Absolutely. I love talking to people who have ideas and don’t quite know where to start. (In fact, I’m currently working on something called “Createur Brands” that will help artists and creators accomplish their own business goals.) But my first piece of advice is to do what you want. Work on something you love. Don’t pick something because it’s popular or you feel there’s more money there. I’m a firm believer that you can be successful at anything. If your favorite thing to do is play video games, you can build a successful brand or business around that. If you love sports you can build something around that. People used to say that you can do anything you set your mind to. Today, a lot of people will tell you that’s a lie and give an example of being a professional basketball player. Yes, maybe you can’t “will” your way into being 7’0 with a jump shot, but you can easily be successful around basketball in some way. If you work hard at something you love, it won’t feel like work and before you know it you’ll be where you want to be. But like they say, you miss 100% of the shots you never take. Take a chance on something you love and the success will come (if you put in the work). In my mind there is ZERO chance that you will fail at something if you really work at it long enough. It just depends on how much you want it. 

10 . What do you collect? Why did you start collecting these?  

I feel like I’m a collector of all things obscure, but if I had to narrow it down, I’d have to say my biggest ones are vintage leather goods, vintage designer clothes and luggage. Leather bags, wallets, passport holders, etc. are some of the things I can’t get enough of. There’s something about the timeless style, the craftsmanship, the history and even the smell of worn-in leather. I also love vintage designer and luxury clothes. Anyone could go and spend $5,000 on a new Saint Laurent Jacket, but how many people have a wearable vintage Christian Dior trench coat? And luggage. I’m a big fan of Rimowa especially. They wear their dings and dents like scars that tell a story. They’ve been places. Even if I’m not traveling through a beautiful French city or sitting on a beach off the Amalfi Coast, I can look at a piece of my luggage and visualize where it picked up a certain dent or flaw. It’s all about inspiration and these things have a story to tell. They inspire me to want to create new memories. 
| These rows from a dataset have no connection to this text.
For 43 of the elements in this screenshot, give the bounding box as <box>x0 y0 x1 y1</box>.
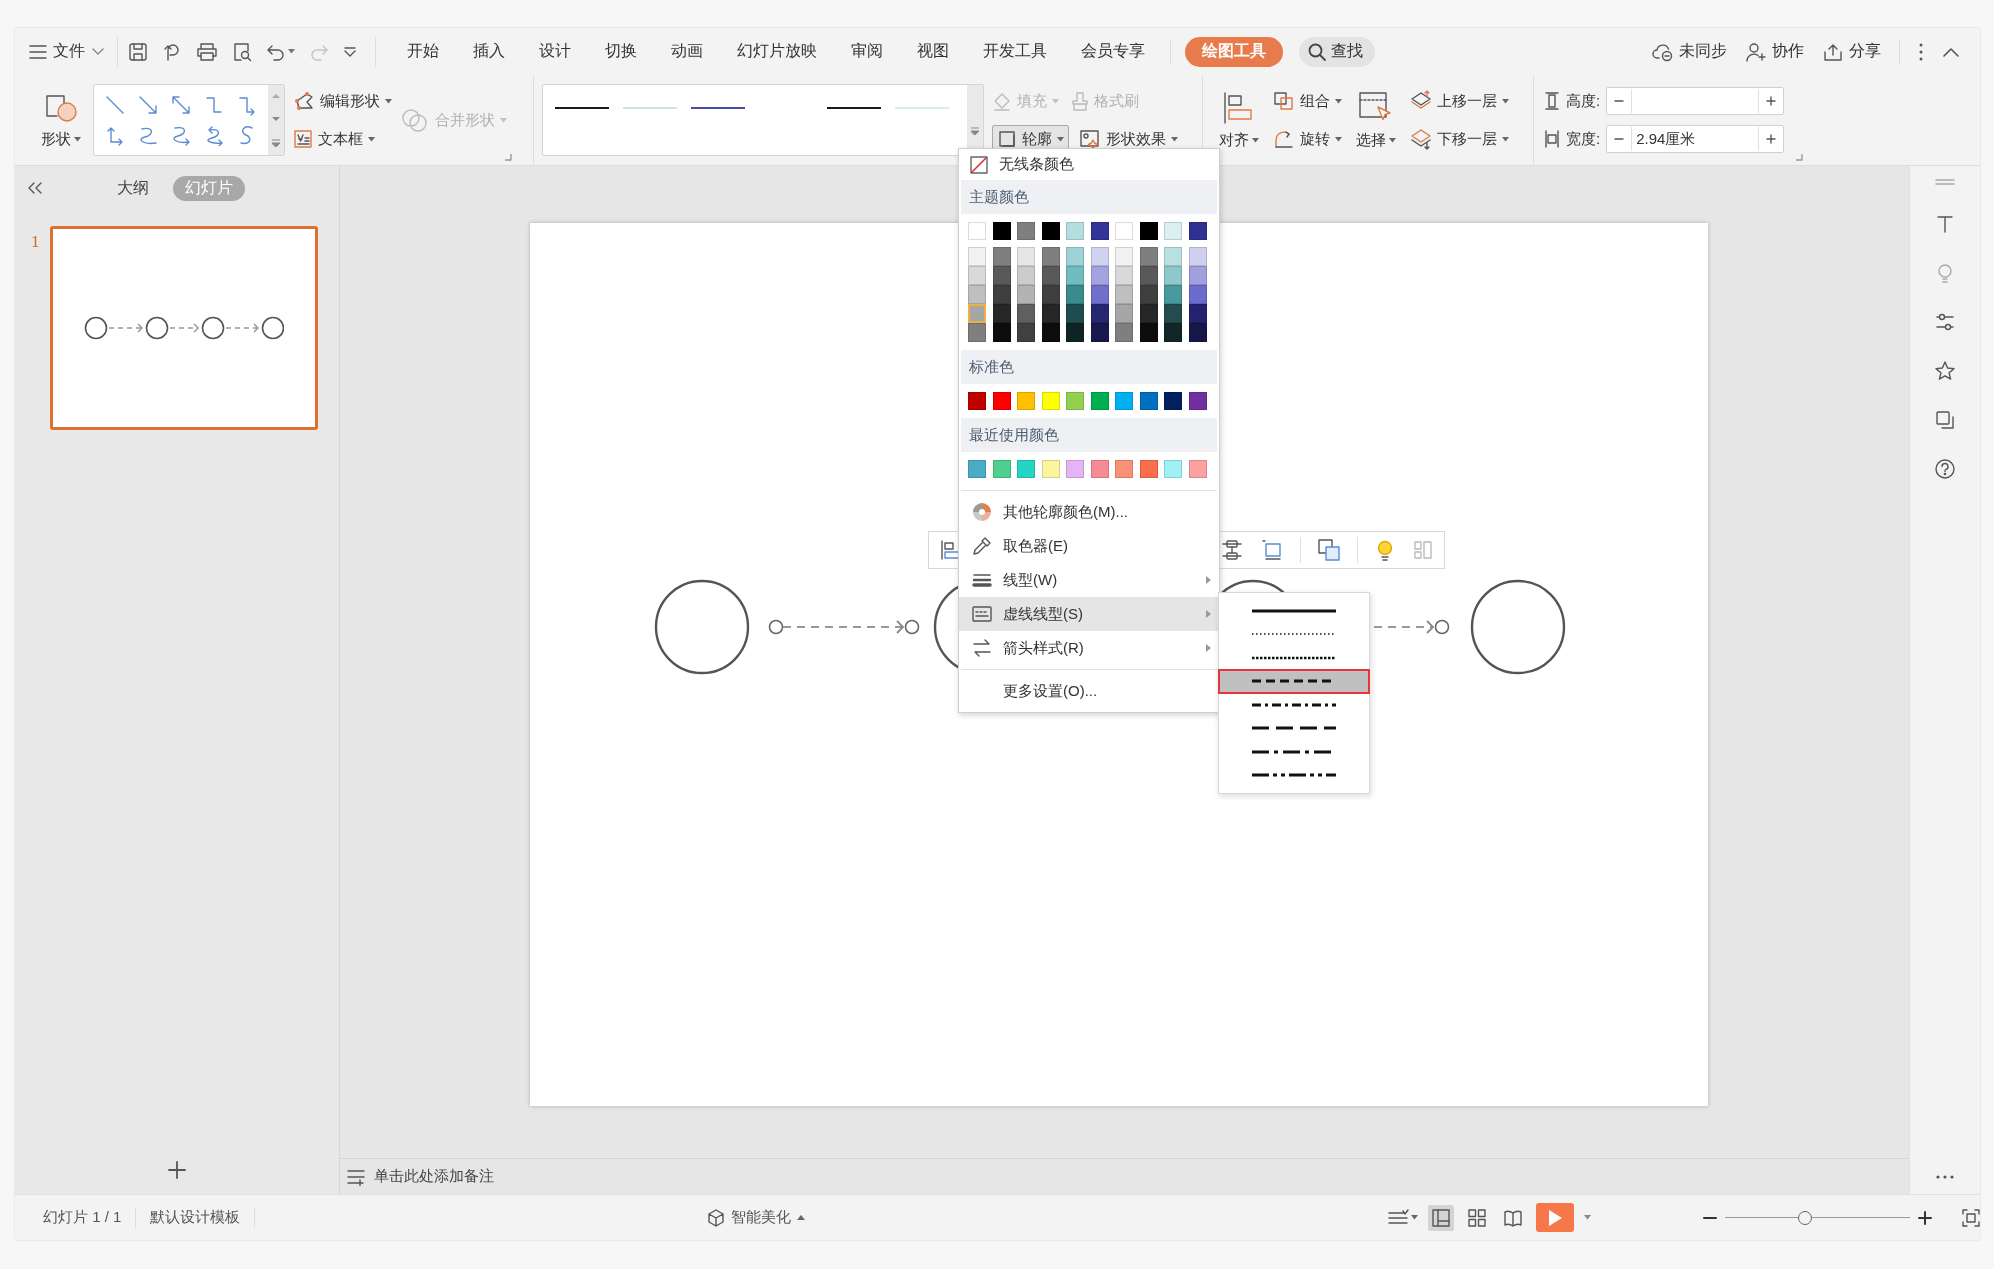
collaborate-button[interactable]: 协作 <box>1745 41 1804 62</box>
menu-tab[interactable]: 开始 <box>390 36 456 67</box>
menu-item[interactable]: 线型(W) <box>959 563 1219 597</box>
search-button[interactable]: 查找 <box>1299 36 1375 67</box>
template-name[interactable]: 默认设计模板 <box>136 1207 256 1228</box>
menu-item[interactable]: 更多设置(O)... <box>959 674 1219 708</box>
bring-forward-button[interactable]: 上移一层 <box>1410 87 1509 115</box>
sync-status-button[interactable]: 未同步 <box>1652 41 1727 62</box>
section-heading: 标准色 <box>961 350 1217 384</box>
align-button[interactable]: 对齐 <box>1215 90 1263 150</box>
shapes-button[interactable]: 形状 <box>37 91 85 149</box>
section-heading: 主题颜色 <box>961 180 1217 214</box>
rotate-button[interactable]: 旋转 <box>1273 125 1342 153</box>
smart-beautify-button[interactable]: 智能美化 <box>707 1208 806 1227</box>
group-button[interactable]: 组合 <box>1273 87 1342 115</box>
width-field[interactable]: 2.94厘米 <box>1606 125 1785 153</box>
menu-tab[interactable]: 开发工具 <box>966 36 1064 67</box>
slide-number: 1 <box>31 231 40 253</box>
menu-tab[interactable]: 会员专享 <box>1064 36 1162 67</box>
menu-tab[interactable]: 幻灯片放映 <box>720 36 834 67</box>
notes-bar[interactable]: 单击此处添加备注 <box>340 1158 1909 1194</box>
menu-tab[interactable]: 动画 <box>654 36 720 67</box>
notes-placeholder: 单击此处添加备注 <box>374 1167 494 1186</box>
section-heading: 最近使用颜色 <box>961 418 1217 452</box>
send-backward-button[interactable]: 下移一层 <box>1410 125 1509 153</box>
menu-tab[interactable]: 插入 <box>456 36 522 67</box>
panel-tab[interactable]: 大纲 <box>105 175 161 201</box>
slide-counter: 幻灯片 1 / 1 <box>29 1207 137 1228</box>
edit-shape-button[interactable]: 编辑形状 <box>293 87 392 115</box>
menu-item[interactable]: 其他轮廓颜色(M)... <box>959 495 1219 529</box>
height-label: 高度: <box>1566 91 1601 111</box>
width-label: 宽度: <box>1566 129 1601 149</box>
menu-tab[interactable]: 审阅 <box>834 36 900 67</box>
menu-item[interactable]: 虚线线型(S) <box>959 597 1219 631</box>
select-button[interactable]: 选择 <box>1352 90 1400 150</box>
menu-tab[interactable]: 切换 <box>588 36 654 67</box>
file-menu[interactable]: 文件 <box>29 41 105 62</box>
share-button[interactable]: 分享 <box>1822 41 1881 62</box>
menu-tab[interactable]: 视图 <box>900 36 966 67</box>
menu-item[interactable]: 取色器(E) <box>959 529 1219 563</box>
text-box-button[interactable]: 文本框 <box>293 125 392 153</box>
menu-item[interactable]: 箭头样式(R) <box>959 631 1219 665</box>
menu-tab[interactable]: 设计 <box>522 36 588 67</box>
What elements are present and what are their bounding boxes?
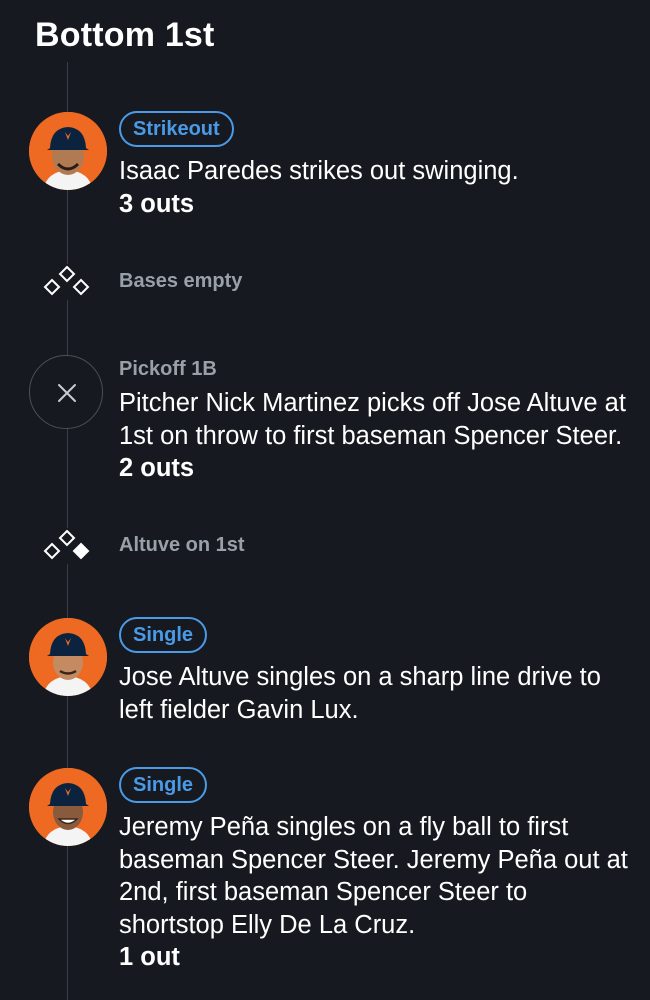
play-description: Jose Altuve singles on a sharp line driv… <box>119 663 601 724</box>
player-avatar[interactable] <box>29 112 107 190</box>
play-description: Jeremy Peña singles on a fly ball to fir… <box>119 813 628 939</box>
play-description: Pitcher Nick Martinez picks off Jose Alt… <box>119 389 626 450</box>
play-description: Isaac Paredes strikes out swinging. <box>119 157 519 185</box>
play-type-badge: Strikeout <box>119 111 234 147</box>
bases-state-label: Altuve on 1st <box>119 534 245 556</box>
runner-on-first-icon <box>41 528 93 564</box>
play-type-badge: Single <box>119 617 208 653</box>
player-avatar[interactable] <box>29 618 107 696</box>
inning-title: Bottom 1st <box>35 16 215 54</box>
bases-empty-icon <box>41 264 93 300</box>
outs-count: 2 outs <box>119 454 195 482</box>
outs-count: 3 outs <box>119 189 195 218</box>
player-avatar[interactable] <box>29 768 107 846</box>
close-icon <box>29 355 103 429</box>
play-type-label: Pickoff 1B <box>119 358 217 380</box>
bases-state-label: Bases empty <box>119 270 243 292</box>
play-type-badge: Single <box>119 767 208 803</box>
outs-count: 1 out <box>119 943 180 971</box>
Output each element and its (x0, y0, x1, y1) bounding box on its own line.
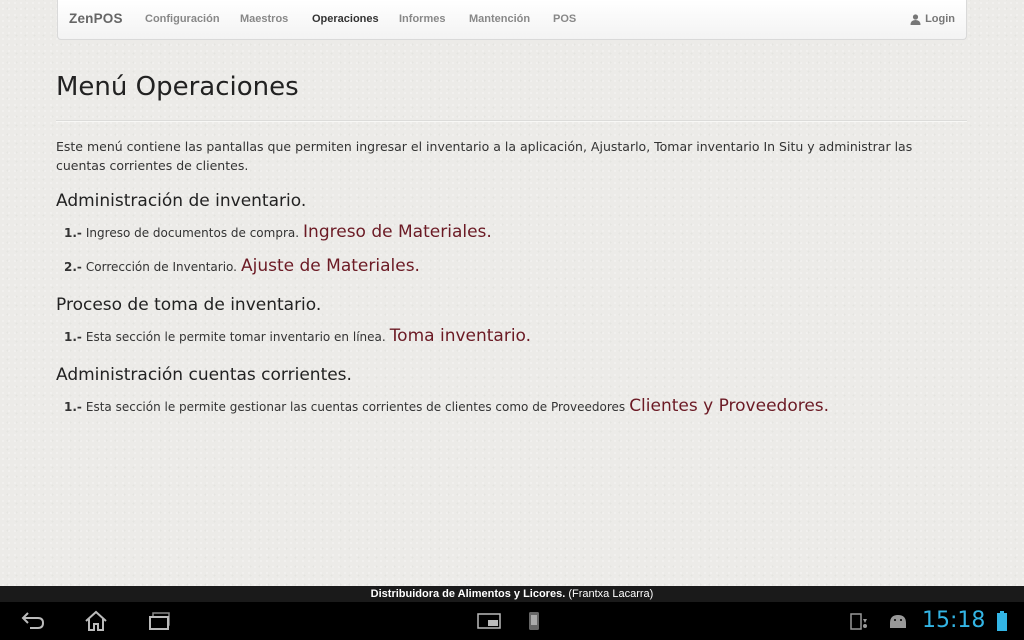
list-item: 2.- Corrección de Inventario. Ajuste de Ma… (64, 256, 420, 276)
battery-icon (997, 611, 1007, 631)
nav-item-operaciones[interactable]: Operaciones (312, 13, 379, 25)
intro-text: Este menú contiene las pantallas que per… (56, 139, 913, 173)
section-title-toma-inventario: Proceso de toma de inventario. (56, 295, 322, 315)
home-icon (85, 610, 107, 631)
section-title-inventario: Administración de inventario. (56, 191, 307, 211)
link-ingreso-materiales[interactable]: Ingreso de Materiales. (303, 222, 492, 242)
item-number: 1.- (64, 330, 82, 344)
android-icon (890, 615, 906, 628)
nav-item-configuracion[interactable]: Configuración (145, 13, 220, 25)
footer-company: Distribuidora de Alimentos y Licores. (370, 588, 566, 600)
item-description: Corrección de Inventario. (85, 260, 237, 274)
footer-user: (Frantxa Lacarra) (568, 588, 654, 600)
item-number: 1.- (64, 400, 82, 414)
list-item: 1.- Esta sección le permite gestionar las… (64, 396, 829, 416)
item-number: 1.- (64, 226, 82, 240)
login-link[interactable]: Login (910, 13, 955, 25)
home-button[interactable] (80, 608, 112, 634)
top-navbar: ZenPOS Configuración Maestros Operacione… (57, 0, 967, 40)
login-label: Login (925, 13, 955, 25)
nav-item-maestros[interactable]: Maestros (240, 13, 288, 25)
title-divider (56, 120, 967, 122)
user-icon (910, 13, 921, 25)
section-title-cuentas-corrientes: Administración cuentas corrientes. (56, 365, 352, 385)
footer-bar: Distribuidora de Alimentos y Licores. (F… (0, 586, 1024, 602)
phone-icon (529, 612, 539, 630)
page-title: Menú Operaciones (56, 72, 299, 102)
list-item: 1.- Ingreso de documentos de compra. Ingre… (64, 222, 492, 242)
item-description: Esta sección le permite gestionar las cu… (85, 400, 626, 414)
brand-logo[interactable]: ZenPOS (69, 11, 123, 26)
usb-debug-indicator (843, 608, 875, 634)
usb-debug-icon (850, 613, 867, 630)
item-description: Ingreso de documentos de compra. (85, 226, 300, 240)
link-clientes-proveedores[interactable]: Clientes y Proveedores. (629, 396, 829, 416)
list-item: 1.- Esta sección le permite tomar inventa… (64, 326, 531, 346)
back-button[interactable] (17, 608, 49, 634)
system-clock: 15:18 (922, 608, 986, 633)
phone-button[interactable] (518, 608, 550, 634)
recent-apps-icon (149, 612, 170, 630)
recent-apps-button[interactable] (144, 608, 176, 634)
item-number: 2.- (64, 260, 82, 274)
link-ajuste-materiales[interactable]: Ajuste de Materiales. (241, 256, 420, 276)
back-icon (21, 612, 45, 629)
nav-item-informes[interactable]: Informes (399, 13, 445, 25)
nav-item-mantencion[interactable]: Mantención (469, 13, 530, 25)
link-toma-inventario[interactable]: Toma inventario. (390, 326, 531, 346)
battery-indicator (992, 608, 1012, 634)
android-indicator (882, 608, 914, 634)
screenshot-button[interactable] (473, 608, 505, 634)
screenshot-icon (477, 613, 501, 629)
nav-item-pos[interactable]: POS (553, 13, 576, 25)
item-description: Esta sección le permite tomar inventario… (85, 330, 386, 344)
system-navigation-bar: 15:18 (0, 602, 1024, 640)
On one final note, I’ve always found it very important to surround yourself with people who elevate you and make sure you treat them well. I have put together a great team with people I admire and trust. Success is meant to be shared and Rolling Projects wouldn’t be what it is without the people involved with it. So with that, I’d like to give a special thanks to my Dad, Lee, who has helped me build a company I am proud of, AC who has been instrumental as of late in helping me grow our online presence, and the rest of the team of craftsmen at RP. Also thanks to my support team outside of the business like my Mom, Sister, and Brother who inspire me and support me. I love you all.